Monday, September 13, 2010
"Sure, honey," she looked at me. "You just take this with you and they'll change your name for you."
"Right," I replied. "And for him, too?"
She looked at me like I'd just sprouted a second head. After going around that same exchange again, she finally sighed and said, "If he's going to change his name, too, he'll need a lawyer."
Weeks later, we took our forms and our marriage license into the social security office, bracing for more crazy looks when we explained that we were taking each other's name and making a double surname for our family.
"These forms are correct?" the social security clerk asked, barely looking up from his desk.
"Yes," we replied.
"Do you want a hyphen in there?"
"No." (My husband felt like we had enough punctuation already with the apostrophe from his last name, and who was I to argue with a man who volunteered to take my name along with his own?)
"Okay. You'll get your new cards in the mail." And that was that.

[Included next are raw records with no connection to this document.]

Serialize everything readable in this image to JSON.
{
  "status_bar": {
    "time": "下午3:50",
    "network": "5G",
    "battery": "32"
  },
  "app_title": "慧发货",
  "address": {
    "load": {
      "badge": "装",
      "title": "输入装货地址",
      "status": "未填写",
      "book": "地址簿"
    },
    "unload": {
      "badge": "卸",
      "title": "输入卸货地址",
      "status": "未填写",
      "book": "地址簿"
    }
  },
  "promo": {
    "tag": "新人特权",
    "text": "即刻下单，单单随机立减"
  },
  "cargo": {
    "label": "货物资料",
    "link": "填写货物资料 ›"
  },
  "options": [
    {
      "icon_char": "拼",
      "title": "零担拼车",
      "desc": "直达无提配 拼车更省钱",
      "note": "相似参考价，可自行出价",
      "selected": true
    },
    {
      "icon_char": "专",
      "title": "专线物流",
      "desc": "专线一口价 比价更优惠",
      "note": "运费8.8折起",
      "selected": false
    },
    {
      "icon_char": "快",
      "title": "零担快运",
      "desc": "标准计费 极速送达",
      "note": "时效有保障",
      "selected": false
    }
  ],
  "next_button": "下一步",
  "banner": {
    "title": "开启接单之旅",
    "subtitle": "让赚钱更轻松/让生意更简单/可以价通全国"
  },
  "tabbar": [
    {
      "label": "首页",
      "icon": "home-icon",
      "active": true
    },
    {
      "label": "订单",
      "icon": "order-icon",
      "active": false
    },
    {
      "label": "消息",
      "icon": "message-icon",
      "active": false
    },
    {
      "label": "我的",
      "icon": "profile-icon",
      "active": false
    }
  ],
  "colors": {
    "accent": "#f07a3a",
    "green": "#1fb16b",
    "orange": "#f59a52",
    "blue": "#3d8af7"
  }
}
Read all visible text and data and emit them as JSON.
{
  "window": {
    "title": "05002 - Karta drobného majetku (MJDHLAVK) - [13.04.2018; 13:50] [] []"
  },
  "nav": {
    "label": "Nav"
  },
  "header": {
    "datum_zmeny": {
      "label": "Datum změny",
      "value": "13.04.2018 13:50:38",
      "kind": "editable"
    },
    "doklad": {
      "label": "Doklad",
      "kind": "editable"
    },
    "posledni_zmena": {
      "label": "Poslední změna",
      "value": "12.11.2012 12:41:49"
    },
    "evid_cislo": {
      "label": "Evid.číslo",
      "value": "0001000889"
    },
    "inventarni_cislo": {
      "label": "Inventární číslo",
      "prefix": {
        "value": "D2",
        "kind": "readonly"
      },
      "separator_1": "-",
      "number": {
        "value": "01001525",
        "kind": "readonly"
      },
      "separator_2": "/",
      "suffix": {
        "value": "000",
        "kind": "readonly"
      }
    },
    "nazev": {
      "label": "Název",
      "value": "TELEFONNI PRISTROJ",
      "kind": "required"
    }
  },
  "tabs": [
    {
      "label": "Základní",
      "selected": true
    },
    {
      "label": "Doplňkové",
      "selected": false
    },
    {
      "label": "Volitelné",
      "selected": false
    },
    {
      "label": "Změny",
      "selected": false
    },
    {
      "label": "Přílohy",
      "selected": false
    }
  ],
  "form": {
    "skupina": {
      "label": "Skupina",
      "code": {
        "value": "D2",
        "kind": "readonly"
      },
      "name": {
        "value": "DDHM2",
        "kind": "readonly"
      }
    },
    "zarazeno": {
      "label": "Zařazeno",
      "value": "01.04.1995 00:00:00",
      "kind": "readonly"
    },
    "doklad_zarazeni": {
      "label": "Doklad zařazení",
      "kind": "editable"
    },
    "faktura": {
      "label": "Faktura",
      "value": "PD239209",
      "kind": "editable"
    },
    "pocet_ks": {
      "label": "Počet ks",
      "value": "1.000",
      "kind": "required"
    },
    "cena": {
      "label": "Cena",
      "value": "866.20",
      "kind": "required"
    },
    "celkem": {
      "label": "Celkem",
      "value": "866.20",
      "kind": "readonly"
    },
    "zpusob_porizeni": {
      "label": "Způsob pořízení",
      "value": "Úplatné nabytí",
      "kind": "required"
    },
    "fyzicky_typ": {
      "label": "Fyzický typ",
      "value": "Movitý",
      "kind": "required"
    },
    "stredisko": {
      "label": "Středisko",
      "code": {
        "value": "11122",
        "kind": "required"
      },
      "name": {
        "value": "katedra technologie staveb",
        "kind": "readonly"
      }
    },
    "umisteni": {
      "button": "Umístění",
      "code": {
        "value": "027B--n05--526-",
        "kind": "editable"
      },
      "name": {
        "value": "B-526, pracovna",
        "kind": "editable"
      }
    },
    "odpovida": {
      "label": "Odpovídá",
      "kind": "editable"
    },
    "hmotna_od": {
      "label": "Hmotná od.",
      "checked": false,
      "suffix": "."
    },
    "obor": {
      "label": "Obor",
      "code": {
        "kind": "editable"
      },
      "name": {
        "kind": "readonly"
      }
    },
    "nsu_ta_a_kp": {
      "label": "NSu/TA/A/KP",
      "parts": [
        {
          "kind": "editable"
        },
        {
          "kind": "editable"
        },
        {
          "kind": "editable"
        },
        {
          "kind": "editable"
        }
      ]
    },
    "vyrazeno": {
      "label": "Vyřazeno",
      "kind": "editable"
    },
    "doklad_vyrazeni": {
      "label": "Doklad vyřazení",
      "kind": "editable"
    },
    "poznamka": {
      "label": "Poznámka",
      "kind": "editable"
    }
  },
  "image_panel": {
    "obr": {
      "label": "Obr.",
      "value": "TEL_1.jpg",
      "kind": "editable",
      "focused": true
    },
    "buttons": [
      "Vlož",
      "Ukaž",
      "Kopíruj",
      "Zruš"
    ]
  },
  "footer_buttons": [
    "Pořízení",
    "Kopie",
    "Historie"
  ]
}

Now, nine years and two kids later, we all have four names -- and I love it and hate it at the same time. It means the world to me that my husband was willing to change his name, too, without being asked. And it was important to me to keep all of my names while also taking his. We weren't following anyone's tradition, but we did what felt right and symbolic to us.

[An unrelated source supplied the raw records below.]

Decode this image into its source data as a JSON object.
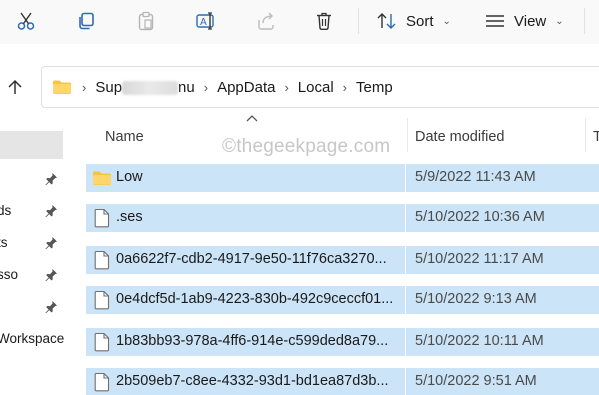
{
  "toolbar": {
    "cut_icon": "scissors-icon",
    "copy_icon": "copy-icon",
    "paste_icon": "paste-icon",
    "rename_icon": "rename-icon",
    "share_icon": "share-icon",
    "delete_icon": "trash-icon",
    "sort_label": "Sort",
    "view_label": "View"
  },
  "address": {
    "crumbs": [
      "Sup",
      "nu",
      "AppData",
      "Local",
      "Temp"
    ]
  },
  "nav": {
    "items": [
      {
        "label": "ds"
      },
      {
        "label": "ts"
      },
      {
        "label": "sso"
      },
      {
        "label": ""
      },
      {
        "label": "Workspace"
      }
    ]
  },
  "columns": {
    "name": "Name",
    "date_modified": "Date modified",
    "type": "T"
  },
  "watermark": "©thegeekpage.com",
  "files": [
    {
      "name": "Low",
      "date": "5/9/2022 11:43 AM",
      "kind": "folder"
    },
    {
      "name": ".ses",
      "date": "5/10/2022 10:36 AM",
      "kind": "file"
    },
    {
      "name": "0a6622f7-cdb2-4917-9e50-11f76ca3270...",
      "date": "5/10/2022 11:17 AM",
      "kind": "file"
    },
    {
      "name": "0e4dcf5d-1ab9-4223-830b-492c9ceccf01...",
      "date": "5/10/2022 9:13 AM",
      "kind": "file"
    },
    {
      "name": "1b83bb93-978a-4ff6-914e-c599ded8a79...",
      "date": "5/10/2022 10:11 AM",
      "kind": "file"
    },
    {
      "name": "2b509eb7-c8ee-4332-93d1-bd1ea87d3b...",
      "date": "5/10/2022 9:51 AM",
      "kind": "file"
    }
  ]
}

The downsides are that monograms are really tricky and no one understands what our last name is. Sometimes I don't mind when people skip over my contribution to the double name, but I never know where we'll be alphabetized at will-call or the pharmacy. It's also a lot to put on a kindergartner just learning how to write his first name, only to discover that he has three more to figure out.
I thought of all this on Sunday while reading the wedding announcements (oh, come on, like you never read them). There were only two weddings listed, but both involved grooms with double surnames. For both marriages, it looked like the husband planned to keep his double surname as is, but each bride had a different solution to her married name.
In one case, the bride simply took the groom's hyphenated surname. In the other, the bride created a new hyphenated surname with her maiden name followed by the groom's second surname. That made me wonder what they've discussed doing for kids' names. And did the groom's mother feel slighted that her daughter-in-law didn't take her part of the surname?
Regardless, it's nice to see people finding their own ways through and around the married name conundrum. And if either one of my four-named children ends up marrying another four-named person, I'm promising now to stay out of the way and let them figure it out for themselves -- as long as it's something they decide together.